Statins are highly effective at reducing blood cholesterol levels and are routinely given to heart patients.
But some GPs also advocate their wider use for at-risk patients, and a number of healthy doctors take the pills themselves on a precautionary basis. Low dose statins are also available over-the-counter at pharmacies without prescription.
The new findings from a review of 14 statin trials found that the drugs did reduce death rates and helped prevent heart attacks and strokes.
However the authors, who sifted through data on more than 34,000 patients, concluded there was insufficient evidence to justify widespread use of statins in people with no previous history of heart disease.
They stressed the need for caution when balancing the risks and benefits of statins – and questioned the validity of drug company-sponsored trials.
Lead researcher Dr Fiona Taylor, from the Cochrane Heart Group at the London School of Hygiene and Tropical Medicine, said: “It is not as simple as just extrapolating the effects from studies in people who have a history of heart disease.

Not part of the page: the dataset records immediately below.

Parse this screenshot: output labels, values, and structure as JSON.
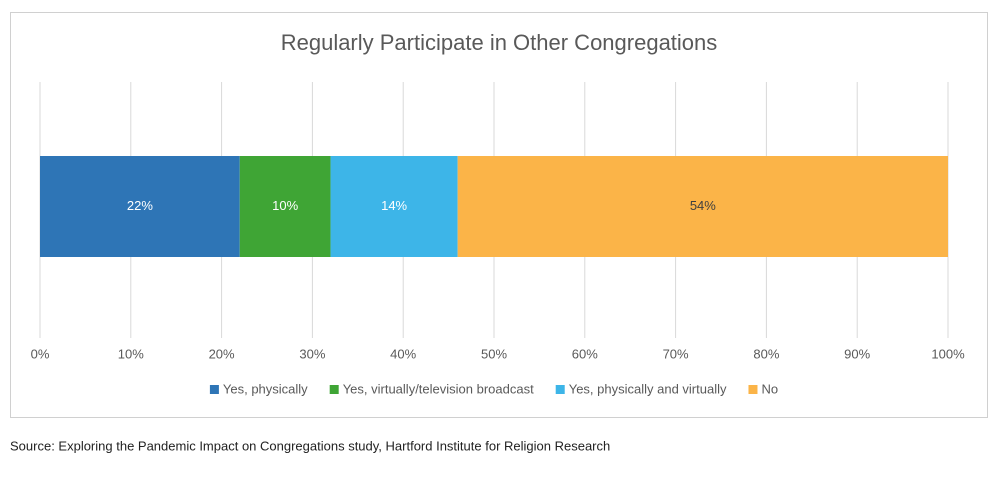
{
  "chart_data": {
    "type": "bar",
    "orientation": "horizontal",
    "stacked": true,
    "title": "Regularly Participate in Other Congregations",
    "categories": [
      null
    ],
    "series": [
      {
        "name": "Yes, physically",
        "color": "#2e75b6",
        "values": [
          22
        ],
        "value_labels": [
          "22%"
        ]
      },
      {
        "name": "Yes, virtually/television broadcast",
        "color": "#3fa535",
        "values": [
          10
        ],
        "value_labels": [
          "10%"
        ]
      },
      {
        "name": "Yes, physically and virtually",
        "color": "#3db5e8",
        "values": [
          14
        ],
        "value_labels": [
          "14%"
        ]
      },
      {
        "name": "No",
        "color": "#fbb448",
        "values": [
          54
        ],
        "value_labels": [
          "54%"
        ]
      }
    ],
    "xlim": [
      0,
      100
    ],
    "xticks": [
      {
        "value": 0,
        "label": "0%"
      },
      {
        "value": 10,
        "label": "10%"
      },
      {
        "value": 20,
        "label": "20%"
      },
      {
        "value": 30,
        "label": "30%"
      },
      {
        "value": 40,
        "label": "40%"
      },
      {
        "value": 50,
        "label": "50%"
      },
      {
        "value": 60,
        "label": "60%"
      },
      {
        "value": 70,
        "label": "70%"
      },
      {
        "value": 80,
        "label": "80%"
      },
      {
        "value": 90,
        "label": "90%"
      },
      {
        "value": 100,
        "label": "100%"
      }
    ],
    "grid": true,
    "legend": "bottom",
    "source": "Source: Exploring the Pandemic Impact on Congregations study, Hartford Institute for Religion Research"
  }
}
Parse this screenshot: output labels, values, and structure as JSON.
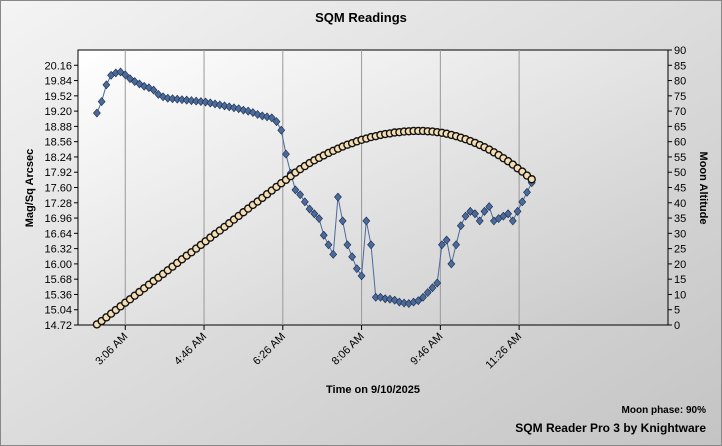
{
  "chart_data": {
    "type": "scatter",
    "title": "SQM Readings",
    "x_label": "Time on 9/10/2025",
    "y_label": "Mag/Sq Arcsec",
    "y2_label": "Moon Altitude",
    "annotations": [
      "Moon phase: 90%",
      "SQM Reader Pro 3 by Knightware"
    ],
    "x": [
      150,
      156,
      162,
      168,
      174,
      180,
      186,
      192,
      198,
      204,
      210,
      216,
      222,
      228,
      234,
      240,
      246,
      252,
      258,
      264,
      270,
      276,
      282,
      288,
      294,
      300,
      306,
      312,
      318,
      324,
      330,
      336,
      342,
      348,
      354,
      360,
      366,
      372,
      378,
      384,
      390,
      396,
      402,
      408,
      414,
      420,
      426,
      432,
      438,
      444,
      450,
      456,
      462,
      468,
      474,
      480,
      486,
      492,
      498,
      504,
      510,
      516,
      522,
      528,
      534,
      540,
      546,
      552,
      558,
      564,
      570,
      576,
      582,
      588,
      594,
      600,
      606,
      612,
      618,
      624,
      630,
      636,
      642,
      648,
      654,
      660,
      666,
      672,
      678,
      684,
      690,
      696,
      702
    ],
    "xlim": [
      126,
      875
    ],
    "xticks": [
      {
        "value": 186,
        "label": "3:06 AM"
      },
      {
        "value": 286,
        "label": "4:46 AM"
      },
      {
        "value": 386,
        "label": "6:26 AM"
      },
      {
        "value": 486,
        "label": "8:06 AM"
      },
      {
        "value": 586,
        "label": "9:46 AM"
      },
      {
        "value": 686,
        "label": "11:26 AM"
      }
    ],
    "ylim": [
      14.72,
      20.48
    ],
    "yticks": [
      14.72,
      15.04,
      15.36,
      15.68,
      {
        "value": 16,
        "label": "16.00"
      },
      16.32,
      16.64,
      16.96,
      17.28,
      {
        "value": 17.6,
        "label": "17.60"
      },
      17.92,
      18.24,
      18.56,
      18.88,
      {
        "value": 19.2,
        "label": "19.20"
      },
      19.52,
      19.84,
      20.16
    ],
    "y2lim": [
      0,
      90
    ],
    "y2ticks": [
      0,
      5,
      10,
      15,
      20,
      25,
      30,
      35,
      40,
      45,
      50,
      55,
      60,
      65,
      70,
      75,
      80,
      85,
      90
    ],
    "grid": true,
    "series": [
      {
        "color": "#4a6a9a",
        "values": [
          19.16,
          19.4,
          19.75,
          19.95,
          20.0,
          20.02,
          19.96,
          19.88,
          19.82,
          19.77,
          19.72,
          19.69,
          19.64,
          19.55,
          19.5,
          19.47,
          19.46,
          19.45,
          19.44,
          19.43,
          19.42,
          19.41,
          19.4,
          19.39,
          19.37,
          19.35,
          19.33,
          19.31,
          19.29,
          19.27,
          19.25,
          19.22,
          19.2,
          19.17,
          19.13,
          19.1,
          19.08,
          19.06,
          18.98,
          18.8,
          18.3,
          17.9,
          17.55,
          17.45,
          17.3,
          17.15,
          17.05,
          16.95,
          16.6,
          16.4,
          16.2,
          17.4,
          16.9,
          16.4,
          16.15,
          15.9,
          15.75,
          16.9,
          16.4,
          15.3,
          15.3,
          15.27,
          15.26,
          15.24,
          15.2,
          15.18,
          15.17,
          15.2,
          15.23,
          15.3,
          15.4,
          15.5,
          15.6,
          16.4,
          16.5,
          16.0,
          16.4,
          16.8,
          17.0,
          17.1,
          17.05,
          16.9,
          17.1,
          17.2,
          16.9,
          16.95,
          17.0,
          17.05,
          16.9,
          17.1,
          17.3,
          17.5,
          17.7
        ]
      },
      {
        "color": "#f5deb3",
        "axis": "y2",
        "values": [
          0.2,
          1.3,
          2.5,
          3.7,
          4.9,
          6.1,
          7.3,
          8.4,
          9.6,
          10.8,
          12.0,
          13.2,
          14.4,
          15.5,
          16.7,
          17.9,
          19.1,
          20.3,
          21.5,
          22.7,
          23.8,
          25.0,
          26.2,
          27.4,
          28.6,
          29.8,
          30.9,
          32.1,
          33.3,
          34.5,
          35.7,
          36.9,
          38.1,
          39.3,
          40.4,
          41.6,
          42.8,
          44.0,
          45.2,
          46.4,
          47.5,
          48.7,
          49.9,
          51.0,
          52.0,
          53.0,
          53.9,
          54.7,
          55.5,
          56.3,
          57.0,
          57.7,
          58.4,
          59.0,
          59.5,
          60.1,
          60.6,
          61.0,
          61.5,
          61.8,
          62.2,
          62.5,
          62.7,
          63.0,
          63.1,
          63.3,
          63.4,
          63.5,
          63.5,
          63.5,
          63.4,
          63.3,
          63.1,
          62.9,
          62.6,
          62.2,
          61.8,
          61.3,
          60.8,
          60.2,
          59.6,
          58.9,
          58.2,
          57.4,
          56.5,
          55.6,
          54.6,
          53.6,
          52.5,
          51.3,
          50.2,
          48.9,
          47.7
        ]
      }
    ]
  }
}
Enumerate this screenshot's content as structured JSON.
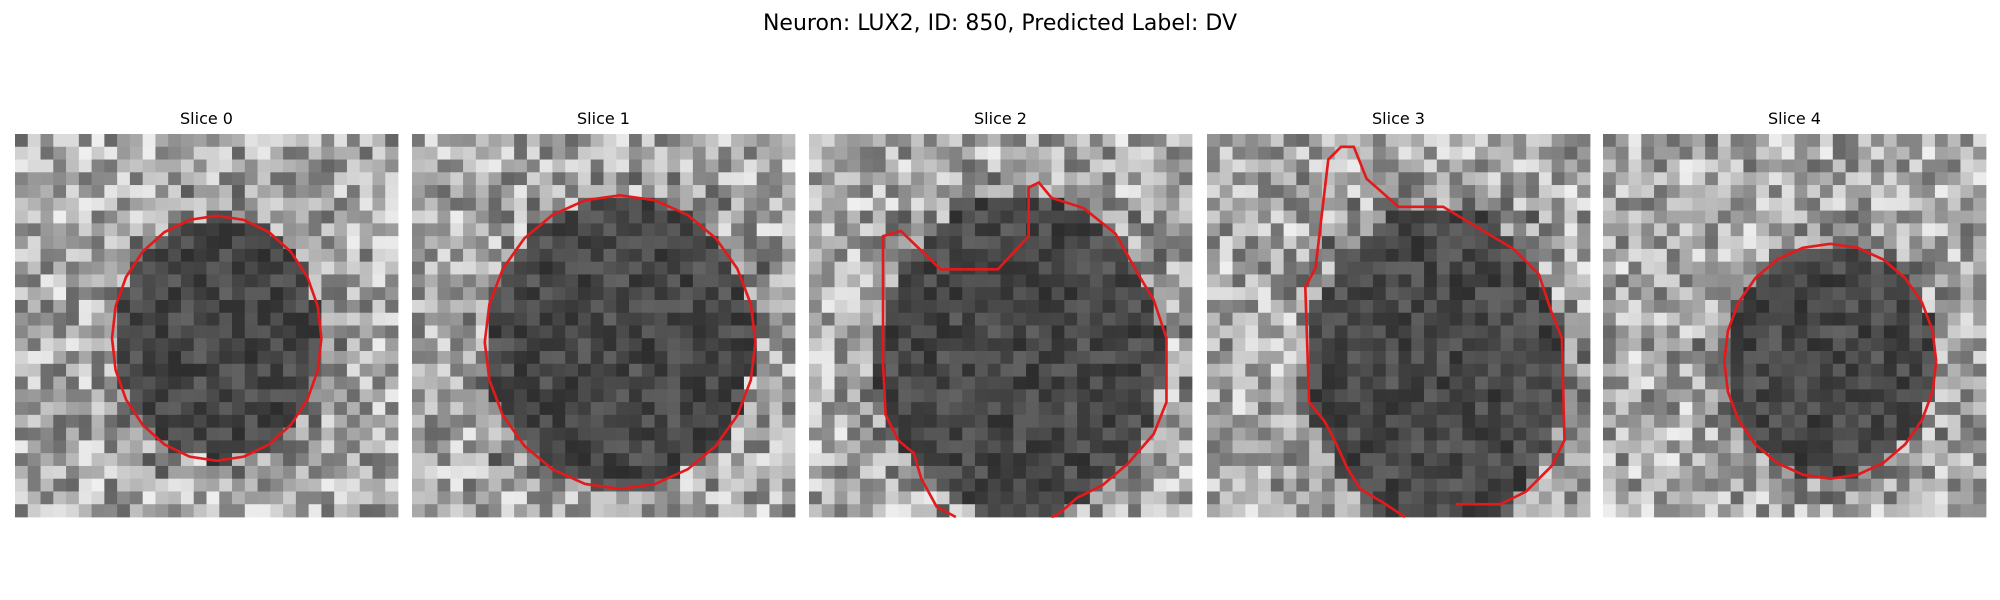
{
  "header": {
    "title": "Neuron: LUX2, ID: 850, Predicted Label: DV"
  },
  "panels": [
    {
      "title": "Slice 0"
    },
    {
      "title": "Slice 1"
    },
    {
      "title": "Slice 2"
    },
    {
      "title": "Slice 3"
    },
    {
      "title": "Slice 4"
    }
  ]
}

“This review highlights important shortcomings in our knowledge about the effects of statins in people who have no previous history of CVD (cardiovascular disease). The decision to prescribe statins in this group should not be taken lightly.”
The findings are published in the Cochrane Library, which produces comprehensive reviews of drug trial evidence.
The researchers pointed out that all but one of the studies they looked at were industry-sponsored. Dr Taylor added: “We know that industry-sponsored trials are more likely to report favourable results for drugs versus placebos (inactive dummy drugs), so we have to be cautious about interpreting these results.”